Migrant images that sear the soul
THE writer Susan Sontag said that if we truly looked closely and empathetically at war photography, war itself would cease. It was the simple, stark images, shot through the barbed wire at Auschwitz, that woke Europe to the real horror of the Holocaust and it was photography, she pointed out, that really turned the US public against the Vietnam War.
Now a Kilkenny-born photographer has added to the canon of era-defining war images, creating horrific, dream-like pictures that burn themselves on the conscience.
Eighteen months ago, Richard Mosse and his collaborators — cinematographer Trevor Tweeten, writer John Holten and composer Ben Frost — used an unlikely instrument to film a harrowing scene.

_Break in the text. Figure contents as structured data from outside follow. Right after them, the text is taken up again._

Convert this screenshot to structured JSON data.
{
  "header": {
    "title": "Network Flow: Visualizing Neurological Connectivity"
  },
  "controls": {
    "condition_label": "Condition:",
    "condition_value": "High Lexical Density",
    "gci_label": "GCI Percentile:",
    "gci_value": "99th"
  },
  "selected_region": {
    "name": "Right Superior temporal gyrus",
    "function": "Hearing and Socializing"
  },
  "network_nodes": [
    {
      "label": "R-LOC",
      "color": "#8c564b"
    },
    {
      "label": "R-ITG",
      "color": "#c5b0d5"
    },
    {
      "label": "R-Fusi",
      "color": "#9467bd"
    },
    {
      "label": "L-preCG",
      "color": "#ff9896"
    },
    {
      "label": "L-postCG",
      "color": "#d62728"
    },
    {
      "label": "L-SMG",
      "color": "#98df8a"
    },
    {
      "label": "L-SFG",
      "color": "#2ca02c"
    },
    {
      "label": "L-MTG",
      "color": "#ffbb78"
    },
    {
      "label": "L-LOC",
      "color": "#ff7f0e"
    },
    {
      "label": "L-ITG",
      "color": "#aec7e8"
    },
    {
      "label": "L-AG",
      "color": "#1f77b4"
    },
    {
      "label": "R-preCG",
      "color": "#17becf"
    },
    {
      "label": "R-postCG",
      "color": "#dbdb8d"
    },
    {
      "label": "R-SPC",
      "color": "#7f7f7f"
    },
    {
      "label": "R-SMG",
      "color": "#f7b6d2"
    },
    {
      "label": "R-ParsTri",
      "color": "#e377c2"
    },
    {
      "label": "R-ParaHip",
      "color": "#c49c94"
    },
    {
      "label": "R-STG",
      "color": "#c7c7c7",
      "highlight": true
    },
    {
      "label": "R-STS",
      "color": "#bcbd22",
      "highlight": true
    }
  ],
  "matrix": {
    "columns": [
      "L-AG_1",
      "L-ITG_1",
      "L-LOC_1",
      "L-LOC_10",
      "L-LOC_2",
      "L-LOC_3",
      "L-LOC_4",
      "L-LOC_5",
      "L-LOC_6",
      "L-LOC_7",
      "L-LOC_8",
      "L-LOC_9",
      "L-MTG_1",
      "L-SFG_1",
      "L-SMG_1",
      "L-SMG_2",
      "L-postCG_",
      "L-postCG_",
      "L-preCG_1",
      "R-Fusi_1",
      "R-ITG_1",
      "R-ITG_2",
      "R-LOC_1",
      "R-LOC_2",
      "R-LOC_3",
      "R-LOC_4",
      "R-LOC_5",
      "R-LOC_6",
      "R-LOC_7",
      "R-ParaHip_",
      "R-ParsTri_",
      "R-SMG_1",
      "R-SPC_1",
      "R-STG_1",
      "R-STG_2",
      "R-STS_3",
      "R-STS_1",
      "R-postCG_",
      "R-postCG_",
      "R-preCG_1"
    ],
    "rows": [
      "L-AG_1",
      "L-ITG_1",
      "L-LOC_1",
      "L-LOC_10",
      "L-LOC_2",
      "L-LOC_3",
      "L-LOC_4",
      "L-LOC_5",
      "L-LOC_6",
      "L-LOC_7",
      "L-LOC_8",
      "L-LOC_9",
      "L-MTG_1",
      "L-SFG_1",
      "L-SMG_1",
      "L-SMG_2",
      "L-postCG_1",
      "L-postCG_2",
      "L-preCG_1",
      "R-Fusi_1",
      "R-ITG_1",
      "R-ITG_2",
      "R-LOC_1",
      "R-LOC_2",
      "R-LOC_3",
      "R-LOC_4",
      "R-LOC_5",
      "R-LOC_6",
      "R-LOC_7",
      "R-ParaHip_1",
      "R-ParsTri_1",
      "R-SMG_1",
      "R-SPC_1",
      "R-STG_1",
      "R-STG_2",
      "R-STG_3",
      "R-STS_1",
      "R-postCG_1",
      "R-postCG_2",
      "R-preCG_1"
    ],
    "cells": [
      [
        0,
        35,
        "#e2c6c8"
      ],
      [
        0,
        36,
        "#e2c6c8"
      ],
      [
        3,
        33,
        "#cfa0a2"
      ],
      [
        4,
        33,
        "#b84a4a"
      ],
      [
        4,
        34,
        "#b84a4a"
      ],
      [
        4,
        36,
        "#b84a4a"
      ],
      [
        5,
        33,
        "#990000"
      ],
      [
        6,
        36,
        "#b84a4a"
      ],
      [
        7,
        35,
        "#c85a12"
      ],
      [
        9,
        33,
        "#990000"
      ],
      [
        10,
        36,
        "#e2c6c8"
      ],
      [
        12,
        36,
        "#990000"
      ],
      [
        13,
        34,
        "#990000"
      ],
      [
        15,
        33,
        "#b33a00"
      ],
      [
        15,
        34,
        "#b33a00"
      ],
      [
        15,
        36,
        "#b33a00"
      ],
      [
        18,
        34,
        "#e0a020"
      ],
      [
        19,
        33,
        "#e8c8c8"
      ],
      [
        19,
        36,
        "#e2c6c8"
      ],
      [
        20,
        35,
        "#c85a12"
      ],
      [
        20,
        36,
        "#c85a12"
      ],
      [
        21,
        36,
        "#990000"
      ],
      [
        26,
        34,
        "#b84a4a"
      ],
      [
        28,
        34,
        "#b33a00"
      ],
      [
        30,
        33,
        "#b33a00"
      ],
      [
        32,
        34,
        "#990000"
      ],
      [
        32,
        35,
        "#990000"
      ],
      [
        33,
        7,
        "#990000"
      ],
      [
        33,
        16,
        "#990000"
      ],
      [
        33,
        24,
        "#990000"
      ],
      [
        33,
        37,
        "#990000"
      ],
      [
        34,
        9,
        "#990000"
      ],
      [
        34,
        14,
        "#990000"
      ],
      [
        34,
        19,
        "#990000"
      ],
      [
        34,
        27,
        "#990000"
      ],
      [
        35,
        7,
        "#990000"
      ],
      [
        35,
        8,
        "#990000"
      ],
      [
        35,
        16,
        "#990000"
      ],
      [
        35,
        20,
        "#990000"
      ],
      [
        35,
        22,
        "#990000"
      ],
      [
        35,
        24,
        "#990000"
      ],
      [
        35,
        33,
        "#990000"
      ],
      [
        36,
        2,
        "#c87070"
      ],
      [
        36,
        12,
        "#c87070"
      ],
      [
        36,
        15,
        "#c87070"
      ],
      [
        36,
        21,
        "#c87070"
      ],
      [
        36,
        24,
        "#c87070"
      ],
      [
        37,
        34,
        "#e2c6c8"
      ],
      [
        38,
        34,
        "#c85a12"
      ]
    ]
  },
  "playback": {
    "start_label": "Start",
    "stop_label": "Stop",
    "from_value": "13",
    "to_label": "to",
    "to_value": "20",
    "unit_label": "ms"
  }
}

Deploying a thermal-imaging camera developed for the US military, they captured a human trafficker’s boat carrying 300 refugees as it sank off the coast of Turkey.
As the boat broke apart, they watched helplessly while human beings battled against the waves before slipping silently into the sea. Too far away to lend a hand, they carried on filming from the Greek island of Lesbos, about six miles away.
At a time when the world is facing the largest human migration since World War II, with more than a million people fleeing to Europe in 2015 by sea — escaping the war in Syria, political persecution in Africa and the Middle East — Mosse (below) resolved to document this terrifying ordeal through a set of dramatic still and moving images. Fittingly, he did so using a camera that is sanctioned as a weapon by international law. The images speak for themselves.
Incoming is on display at the Barbican in London until April 23. Eight more images are on show at Jack Shainman gallery in New York (until March 11).